Nelson de Sá – Folha de S. Paulo
SÃO PAULO - A cobertura da Rede Globo não se mostrou preparada para a vitória de Marcelo Crivella (PRB). Ao anunciar a pesquisa de boca de urna do Ibope, apontando o sobrinho de Edir Macedo, dono da Rede Record, como novo prefeito do Rio, não sabia o que comentar.
O âncora William Bonner até postergou, ao apresentar o comentarista Heraldo Pereira: "Começando por Goiânia, né, Heraldo?". Só depois Bonner permitiu: "Vamos para o Rio de Janeiro". E Pereira, comentando sem comentar:
"Os números do Rio refletem a evolução das pesquisas. As pesquisas que nós vimos aí nas últimas semanas, o candidato Crivella à frente de Freixo. Esta era uma tendência que as pesquisas já mostravam."
Para ser mais preciso, ao noticiar a pesquisa do dia anterior, o "Jornal Nacional" havia destacado que "a vantagem [de Crivella] vem recuando, a diferença caiu seis pontos". Já em Goiânia "o Ibope aponta a vitória de Íris Rezende", que tinha os mesmos 57% de Crivella.
O contraste no tratamento chamou a atenção do pastor Silas Malafaia, partidário de Crivella, que saiu tuitando: "Crivella e Íris Rezende possuem a mesma vantagem nas pesquisas. Para Íris, o 'JN' disse que ele deve ganhar. Crivella? Nada". Segundo ele, "a Globo diz que Crivella caiu tentando influenciar o eleitor em favor de Freixo".
A acusação já vinha do próprio Crivella, dias antes, ao fugir de um debate no "RJTV" "em função da minha indignação com a cobertura manipuladora e tendenciosa que a Globo tem feito contra a minha candidatura".
O agora prefeito eleito afirmou então, publicamente: "Não querem que eu entre na prefeitura porque ali tem milhões e milhões gastos com publicidade".
Da transmissão do Carnaval a instituições como o Museu do Amanhã, "iniciativa da Prefeitura do Rio e da Fundação Roberto Marinho", na descrição da própria Globo, não faltam relações entre TV e poder público municipal.

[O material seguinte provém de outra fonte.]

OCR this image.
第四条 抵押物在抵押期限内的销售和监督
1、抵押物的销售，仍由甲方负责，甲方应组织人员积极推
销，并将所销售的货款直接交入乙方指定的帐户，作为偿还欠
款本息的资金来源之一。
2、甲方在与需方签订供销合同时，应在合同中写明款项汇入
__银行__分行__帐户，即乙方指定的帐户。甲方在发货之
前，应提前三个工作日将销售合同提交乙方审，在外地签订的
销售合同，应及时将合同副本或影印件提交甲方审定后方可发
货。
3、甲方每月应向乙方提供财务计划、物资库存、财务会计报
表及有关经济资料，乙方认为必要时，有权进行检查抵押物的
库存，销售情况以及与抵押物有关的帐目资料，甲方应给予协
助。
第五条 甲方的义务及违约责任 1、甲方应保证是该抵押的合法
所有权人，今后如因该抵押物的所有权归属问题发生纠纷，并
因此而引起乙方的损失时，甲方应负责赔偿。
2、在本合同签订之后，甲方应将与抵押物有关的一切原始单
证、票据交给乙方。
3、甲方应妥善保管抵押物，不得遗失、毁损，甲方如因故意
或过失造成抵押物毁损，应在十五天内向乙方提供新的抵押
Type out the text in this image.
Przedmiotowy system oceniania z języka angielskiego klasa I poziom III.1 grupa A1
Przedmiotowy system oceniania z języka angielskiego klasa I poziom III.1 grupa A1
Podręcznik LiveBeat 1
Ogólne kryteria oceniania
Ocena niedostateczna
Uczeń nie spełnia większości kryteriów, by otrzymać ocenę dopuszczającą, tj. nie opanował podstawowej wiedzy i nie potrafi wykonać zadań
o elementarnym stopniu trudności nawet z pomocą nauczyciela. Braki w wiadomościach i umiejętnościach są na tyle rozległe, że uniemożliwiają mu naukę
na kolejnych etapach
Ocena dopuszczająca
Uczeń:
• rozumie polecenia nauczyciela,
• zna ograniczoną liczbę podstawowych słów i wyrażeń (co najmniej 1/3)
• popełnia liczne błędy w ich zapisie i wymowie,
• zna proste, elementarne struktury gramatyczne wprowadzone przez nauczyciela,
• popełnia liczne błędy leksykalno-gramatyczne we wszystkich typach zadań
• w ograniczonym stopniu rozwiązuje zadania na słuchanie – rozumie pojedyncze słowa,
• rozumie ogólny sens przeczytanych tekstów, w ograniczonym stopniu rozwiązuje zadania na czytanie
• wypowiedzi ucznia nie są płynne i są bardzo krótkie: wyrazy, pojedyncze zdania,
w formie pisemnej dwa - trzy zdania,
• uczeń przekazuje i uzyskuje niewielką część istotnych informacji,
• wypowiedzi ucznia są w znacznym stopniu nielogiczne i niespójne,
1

De sua parte, a TV do tio de Crivella não faltou no apoio, ao longo da campanha. Na semana final, para evitar qualquer ameaça à dianteira, cancelou o debate que faria, com uma justificativa risível, responsabilizando "o processo de mudança da sede da emissora, que está em andamento".
No domingo, embora tenha acompanhado as votações desde a manhã, nos intervalos da programação, a Record demorou para noticiar a vitória de Crivella. E a âncora Adriana Araújo procurou ser contida: "A capital do Rio já tem o prefeito eleito. É Marcelo Crivella, do PRB. Crivella eleito."
Só depois entrou a Globo, mesmo assim deixando para noticiar depois de Manaus e o país inteiro: "E mostrando aqui a situação do Rio, tivemos a eleição de Marcelo Crivella, candidato do PRB, com 59% dos votos".
A apresentação partiu logo para o ataque: "Agora, um outro número, para a gente olhar nesta eleição no Rio, é o de abstenções. 26,85%, quase 27% do eleitorado não apareceu para votar".
Entra Bonner: "Heraldo Pereira, que números". E Pereira, comentando, afinal: "É o número do não-voto. Só em relação a abstenções no Rio, 26,85%. São 1.309 mil eleitores que deixaram de votar. Realmente impressionante".
O questionamento da legitimidade da eleição do sobrinho de Edir Macedo anuncia o que serão os próximos quatro anos, no Rio. Uma batalha que ganhou expressão cômica na tela da GloboNews, canal de notícias da Globo, que começou a transmitir o discurso de vitória de Crivella sem conseguir mostrar o seu rosto.